Le point de vue initial du roman Vorrh est astucieux : les fantômes et autres faits surnaturels ne sont pas ceux inhérents à la fantasy, leur présence est assurée par le regard ethnique que portent sur ces événements les natifs de la Vorrh. Ainsi, dans un ancrage très réaliste, se déploient des actions perturbatrices qui font sens. En même temps qu'elles apportent une signification religieuse et sociale et guident le récit, elles interrogent le rapport de l'homme occidental, du colonisateur, aux croyances et aux objets de culte.
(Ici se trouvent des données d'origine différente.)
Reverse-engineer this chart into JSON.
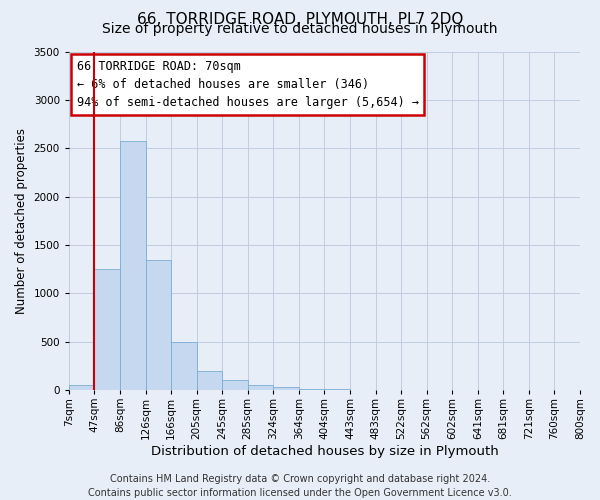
{
  "title": "66, TORRIDGE ROAD, PLYMOUTH, PL7 2DQ",
  "subtitle": "Size of property relative to detached houses in Plymouth",
  "xlabel": "Distribution of detached houses by size in Plymouth",
  "ylabel": "Number of detached properties",
  "bin_labels": [
    "7sqm",
    "47sqm",
    "86sqm",
    "126sqm",
    "166sqm",
    "205sqm",
    "245sqm",
    "285sqm",
    "324sqm",
    "364sqm",
    "404sqm",
    "443sqm",
    "483sqm",
    "522sqm",
    "562sqm",
    "602sqm",
    "641sqm",
    "681sqm",
    "721sqm",
    "760sqm",
    "800sqm"
  ],
  "bar_values": [
    50,
    1250,
    2570,
    1340,
    500,
    200,
    105,
    50,
    25,
    10,
    5,
    0,
    0,
    0,
    0,
    0,
    0,
    0,
    0,
    0
  ],
  "bar_color": "#c5d8f0",
  "bar_edge_color": "#7aadd4",
  "vline_x": 1,
  "vline_color": "#cc0000",
  "annotation_box_text": "66 TORRIDGE ROAD: 70sqm\n← 6% of detached houses are smaller (346)\n94% of semi-detached houses are larger (5,654) →",
  "annotation_box_color": "#ffffff",
  "annotation_box_edge_color": "#cc0000",
  "ylim": [
    0,
    3500
  ],
  "yticks": [
    0,
    500,
    1000,
    1500,
    2000,
    2500,
    3000,
    3500
  ],
  "footer_line1": "Contains HM Land Registry data © Crown copyright and database right 2024.",
  "footer_line2": "Contains public sector information licensed under the Open Government Licence v3.0.",
  "background_color": "#e8eef8",
  "plot_bg_color": "#e8eef8",
  "grid_color": "#c0cce0",
  "title_fontsize": 11,
  "subtitle_fontsize": 10,
  "xlabel_fontsize": 9.5,
  "ylabel_fontsize": 8.5,
  "tick_fontsize": 7.5,
  "annot_fontsize": 8.5,
  "footer_fontsize": 7
}
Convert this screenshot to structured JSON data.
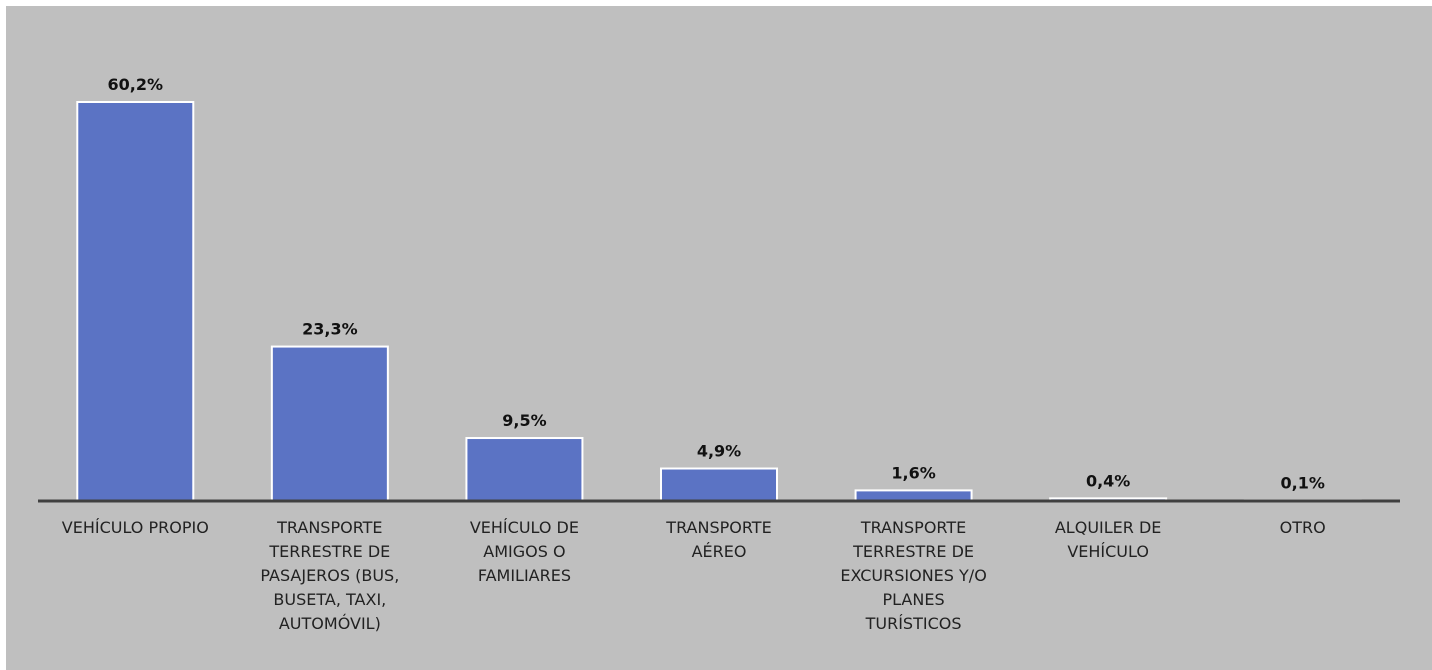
{
  "chart_data": {
    "type": "bar",
    "categories": [
      "VEHÍCULO PROPIO",
      "TRANSPORTE TERRESTRE DE PASAJEROS (BUS, BUSETA, TAXI, AUTOMÓVIL)",
      "VEHÍCULO DE AMIGOS O FAMILIARES",
      "TRANSPORTE AÉREO",
      "TRANSPORTE TERRESTRE DE EXCURSIONES Y/O PLANES TURÍSTICOS",
      "ALQUILER DE VEHÍCULO",
      "OTRO"
    ],
    "values": [
      60.2,
      23.3,
      9.5,
      4.9,
      1.6,
      0.4,
      0.1
    ],
    "value_labels": [
      "60,2%",
      "23,3%",
      "9,5%",
      "4,9%",
      "1,6%",
      "0,4%",
      "0,1%"
    ],
    "color": "#5b73c4"
  }
}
Quand bien même l'histoire se déroule quelques décennies après la grande guerre de 1914 (références à la chirurgie "réparatrice" des gueules cassées), c'est une atmosphère très XIXème qui se déploie. Plusieurs personnages sont mus par une curiosité d'explorateurs romantiques un peu désuète, attirés par les dernières terra incognita. Le lieu est indéfini, empruntant tantôt à l'Inde, tantôt à l'Amazonie, voire aux rares colonies allemandes en terre africaine (Namibie, Cameroun, Togo, Tanzanie...). Sur ces terres, une société en plein décalage se construit, en vase clos, où chacun observe et tient ses partenaires dans des relations de surveillance et de féodalité qui ne s'assument pas totalement.
Ce décor géographique et temporel n'épargne pas les touches actuelles : coup de griffe contre le tourisme sexuel, interrogation sur la muséographie, traitement des malades mentaux et de la différence physique, interrogation sur la parentalité et les référents d'un enfant, positionnement civique et tensions sociales.
En parallèle, Brian Catling fait feu d'allusions, dans un panorama très large : on croise ainsi les croyances, la culture, l'art et les sciences, les unes et les autres encore fortement imbriquées, avec la nostalgie des lettrés. Edgar Allan Poe, Raymond Roussel, Eadweard Muybridge, William Gull, Charcot, l'Ancien Testament et ses différentes versions, les mythes juifs dont un Golem revisité, les Orishas, la tératologie (l'homme sans tête de Lycosthènes et Wolffhart), la cérémonie tibétaine des obsèques célestes. Ces références souvent poussées sont séduisantes et font basculer le roman vers le documentaire narrativisé.
Plusieurs histoires sont conduites en parallèle, les jeux de narrateurs sont fréquents et les prolepses abondent, nimbant le récit d'un léger flou, comme s'il fallait savoir qu'une boucle temporelle n'est jamais évidente. Plus les protagonistes – fictifs ou inspirés d'hommes ayant existé – se rapprochent de la Vorrh, cette forêt primordiale et enchantée, morceau d'Eden oublié de Dieu, plus leurs histoires se rejoignent, et plus la violence se fait jour. De symbolique, elle devient charnelle, écœurante, florale (l'assassinat des fleurs, beau moment !) et on se demande ce que révèle ce basculement vers la sauvagerie : notre évolution sociale serait-elle marquée par une régression simultanée de la part de personnes oubliées des Dieux ? L'amour, la prise en compte des Autres - les multiples Égarés de ce récit - est un autre fil, tant chacun semble conduire sa destinée sans réellement comprendre la nécessité de s'ouvrir loyalement.
Portée par une langue et un style touffus, avec quelques pointes à la Terry Pratchett, Victor Hugo ou Dickens, cette fresque habilement construite révèle ses secrets petit à petit : c'est, par exemple, cette verticalité soudaine de l'ère industrielle sur les paysages qui trouve son écho dans l'élancement vertical des fûts des arbres de la Vorrh, rappelant aux hommes leur petitesse et leurs déplacements horizontaux (marche, train, bateau). C'est en haut des cascades, des tours à l'abandon et dans le ciel percé de flèches magiques que les réponses peuvent jaillir.